Cínica e cruel, a neutralidade de Merval Pereira e o “efeito manada” na sucessão.


por Fernando China

Fernando China

Fernando China

A se tirar pelo o que é escrito na Coluna do jornalista Merval Pereira, no O Globo de hoje, 22/ago, sobre a pessoa de Marina Silva e a sua candidatura à presidência, pode-se imaginar o pânico que se instalou no comando da campanha do PSDB à presidência, a partir da divulgação da pesquisa do Data Folha.

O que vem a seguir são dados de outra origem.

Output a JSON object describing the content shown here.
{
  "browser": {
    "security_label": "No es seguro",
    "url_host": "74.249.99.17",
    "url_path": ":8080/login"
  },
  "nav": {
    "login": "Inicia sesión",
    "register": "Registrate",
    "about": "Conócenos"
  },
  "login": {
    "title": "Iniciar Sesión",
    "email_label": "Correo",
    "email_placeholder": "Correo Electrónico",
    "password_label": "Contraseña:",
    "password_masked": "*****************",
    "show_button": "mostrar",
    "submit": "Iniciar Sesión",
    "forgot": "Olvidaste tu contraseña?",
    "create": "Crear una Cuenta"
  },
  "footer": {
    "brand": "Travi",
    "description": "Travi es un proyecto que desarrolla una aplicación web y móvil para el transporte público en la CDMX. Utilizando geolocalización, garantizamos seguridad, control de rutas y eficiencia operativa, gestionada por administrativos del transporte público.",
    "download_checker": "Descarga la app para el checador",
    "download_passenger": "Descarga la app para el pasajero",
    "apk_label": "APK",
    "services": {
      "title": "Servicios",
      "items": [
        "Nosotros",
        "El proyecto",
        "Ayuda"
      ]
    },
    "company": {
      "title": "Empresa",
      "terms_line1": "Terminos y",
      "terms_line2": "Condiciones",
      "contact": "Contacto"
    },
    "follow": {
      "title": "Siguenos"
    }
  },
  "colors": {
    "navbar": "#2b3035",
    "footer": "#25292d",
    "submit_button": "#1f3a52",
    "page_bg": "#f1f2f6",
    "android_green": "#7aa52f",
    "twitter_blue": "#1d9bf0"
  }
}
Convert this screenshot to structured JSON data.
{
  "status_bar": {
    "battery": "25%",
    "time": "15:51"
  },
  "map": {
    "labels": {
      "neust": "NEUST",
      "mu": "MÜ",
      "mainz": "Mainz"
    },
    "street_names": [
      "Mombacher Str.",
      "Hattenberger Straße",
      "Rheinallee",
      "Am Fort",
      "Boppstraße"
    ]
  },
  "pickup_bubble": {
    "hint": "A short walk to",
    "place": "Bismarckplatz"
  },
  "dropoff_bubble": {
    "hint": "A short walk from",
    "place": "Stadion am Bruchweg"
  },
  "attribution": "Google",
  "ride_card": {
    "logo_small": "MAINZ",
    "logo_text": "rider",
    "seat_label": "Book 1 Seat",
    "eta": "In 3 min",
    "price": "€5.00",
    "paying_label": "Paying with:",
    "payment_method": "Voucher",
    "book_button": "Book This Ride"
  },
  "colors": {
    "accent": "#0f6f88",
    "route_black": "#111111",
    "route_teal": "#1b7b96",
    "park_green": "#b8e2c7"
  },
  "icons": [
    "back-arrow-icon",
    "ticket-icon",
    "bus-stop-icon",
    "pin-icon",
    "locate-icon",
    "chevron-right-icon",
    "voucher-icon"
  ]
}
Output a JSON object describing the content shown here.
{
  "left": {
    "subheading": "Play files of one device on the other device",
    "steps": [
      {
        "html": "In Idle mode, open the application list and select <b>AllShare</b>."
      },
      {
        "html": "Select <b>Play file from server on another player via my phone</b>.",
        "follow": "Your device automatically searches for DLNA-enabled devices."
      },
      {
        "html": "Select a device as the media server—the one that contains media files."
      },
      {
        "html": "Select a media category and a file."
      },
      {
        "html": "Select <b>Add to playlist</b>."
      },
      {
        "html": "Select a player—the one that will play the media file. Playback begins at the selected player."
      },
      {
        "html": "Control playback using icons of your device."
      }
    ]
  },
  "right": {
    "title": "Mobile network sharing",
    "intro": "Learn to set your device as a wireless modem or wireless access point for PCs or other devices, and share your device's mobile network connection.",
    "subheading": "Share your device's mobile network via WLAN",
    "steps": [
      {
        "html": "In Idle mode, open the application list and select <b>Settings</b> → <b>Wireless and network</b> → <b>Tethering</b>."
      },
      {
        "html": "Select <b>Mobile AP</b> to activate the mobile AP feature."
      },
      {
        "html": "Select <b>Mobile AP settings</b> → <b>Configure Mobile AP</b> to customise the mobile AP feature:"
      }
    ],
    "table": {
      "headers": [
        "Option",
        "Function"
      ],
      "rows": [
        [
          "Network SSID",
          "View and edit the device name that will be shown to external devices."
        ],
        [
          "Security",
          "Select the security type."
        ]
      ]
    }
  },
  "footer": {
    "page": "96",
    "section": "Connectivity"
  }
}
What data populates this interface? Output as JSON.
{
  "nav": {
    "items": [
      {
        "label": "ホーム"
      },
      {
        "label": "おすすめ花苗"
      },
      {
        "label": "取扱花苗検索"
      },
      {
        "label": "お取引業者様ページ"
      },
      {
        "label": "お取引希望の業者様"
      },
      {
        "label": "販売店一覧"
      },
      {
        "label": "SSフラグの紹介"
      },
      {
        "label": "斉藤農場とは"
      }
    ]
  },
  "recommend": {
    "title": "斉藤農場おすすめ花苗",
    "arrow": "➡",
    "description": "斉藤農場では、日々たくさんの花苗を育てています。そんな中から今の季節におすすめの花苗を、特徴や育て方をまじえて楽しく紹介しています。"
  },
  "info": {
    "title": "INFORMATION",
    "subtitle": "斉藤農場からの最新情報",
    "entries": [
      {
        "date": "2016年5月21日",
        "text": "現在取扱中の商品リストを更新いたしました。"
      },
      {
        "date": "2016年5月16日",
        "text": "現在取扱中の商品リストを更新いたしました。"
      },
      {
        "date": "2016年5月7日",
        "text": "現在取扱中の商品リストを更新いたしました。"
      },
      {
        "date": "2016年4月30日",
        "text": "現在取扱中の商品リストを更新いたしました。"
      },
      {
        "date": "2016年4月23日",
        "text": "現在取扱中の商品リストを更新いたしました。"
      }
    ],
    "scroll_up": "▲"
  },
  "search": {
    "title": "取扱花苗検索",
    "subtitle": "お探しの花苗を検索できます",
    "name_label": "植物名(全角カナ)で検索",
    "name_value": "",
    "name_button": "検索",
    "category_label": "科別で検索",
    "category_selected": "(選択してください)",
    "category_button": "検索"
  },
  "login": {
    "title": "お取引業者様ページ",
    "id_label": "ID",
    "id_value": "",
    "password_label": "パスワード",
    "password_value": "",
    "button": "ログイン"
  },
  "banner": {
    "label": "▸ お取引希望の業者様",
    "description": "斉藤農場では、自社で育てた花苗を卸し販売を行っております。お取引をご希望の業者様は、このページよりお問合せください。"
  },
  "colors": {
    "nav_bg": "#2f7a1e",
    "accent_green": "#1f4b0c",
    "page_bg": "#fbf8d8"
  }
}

Segundo essa pesquisa, se a eleição fosse hoje Aécio Neves não iria para o segundo turno e, na simulação de segundo turno, Marina Silva, com 47% das intenções de votos, venceria a eleição, ficando Dilma com 43%.
Merval passa recibo desse estado de pânico ao afirmar, referindo-se a candidatura de Marina Silva, sua “incapacidade de organização demonstrada ao não obter o registro a tempo e hora de registrar-se  a eleição presidencial, o que só conseguiu graças à “providência divina””. Em seguida, tenta se mostrar imparcial, mas de fato desqualifica a candidatura de Dilma, indicando ter existido “um excesso de zelo provocado por interesses políticos dos tribunais eleitorais, notadamente o da região do ABC, área de influência de Lula, para barrar Marina logo na largada”. Mais a frente escreve: “ (…). “Mas se a Rede tivesse sido menos amadora no recolhimento de assinaturas e mais profissional nos cuidados jurídicos, não teria dado pretextos para a impugnação”.
Meus comentários:

(1) Merval tirou, propositalmente, o foco dos cartórios e o colocou nos tribunais, que não são a mesma coisa, pois, de fato, o “crime” se deu nos cartórios, onde os índices de rejeição das fichas apresentadas pelo partido Rede foram incompreensivelmente elevados (50%, 60% etc.), quando se sabe que não ocorreu o mesmo nível de rejeição, nos mesmos cartórios do ABC, por exemplo, com as fichas apresentadas pelo SOLIDARIEDADE, partido de Paulinho, da Força Sindical. Atribuir, como faz Merval, a suposto amadorismo do recolhimento das fichas a causa para esses elevadíssimos índices de rejeição, sem a indicação por parte dos cartórios de quais foram os motivos para essas rejeições, além de puro cinismo, chega a ser cruel e não tem nada de imparcial e

(2) Pior, Merval “esqueceu” de escrever na sua Coluna que em razão desse não fornecimento dos motivos dessas rejeições, por parte dos cartórios, é que Marina se viu impedida de entrar com os recursos e assim perdeu o prazo limite de registro do partido REDE.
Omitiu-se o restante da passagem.